The Darwin Lecture - U.K.C.

Date: Friday 27 February 2009


The series of Open Lectures, staged by the University of Kent, has proved more than attractive to our senior scientists, and so it was that on Wednesday evening a group of science teachers, plus a dozen senior pupils, chose to attend the Darwin Lecture given this year by Professor Steve Jones of the University of London under the provocative title, 'Is Human Evolution Over?'

The lecture took place in the spanking brand new lecture theatre in the Woolf Building, and while Professor and Mrs Mander enjoyed - rightly - privileged seats, the SES contingent took their places among the 450 visitors to the evening.
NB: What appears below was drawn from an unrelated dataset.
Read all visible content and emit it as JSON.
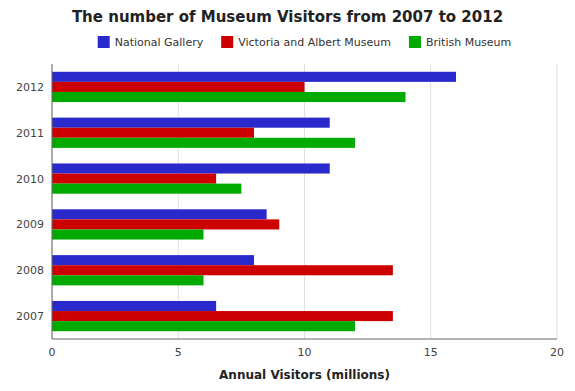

Physicist Rose Hummerstone feared that the technicalities of the subject might be beyond her - surely not? - but the presentation proved so engaging that the lecture was 'highly enjoyable'. The biologists would certainly have found the material academically very useful, and Upper Fifth formers like Laura Globig and Jonathan Vickers were encouraged to return for future events.

The conclusion seemed to be that 'human evolution' is over, as result of a variety of factors, not least the ease of international travel and the disappearance of isolated, 'evolving' communities. Miss Hummerstone's own conclusion was that the lecture theatre was so comfortable that she may be going back this week for a presentation on Victorian Railways, and the Crab'n'Winkle Line!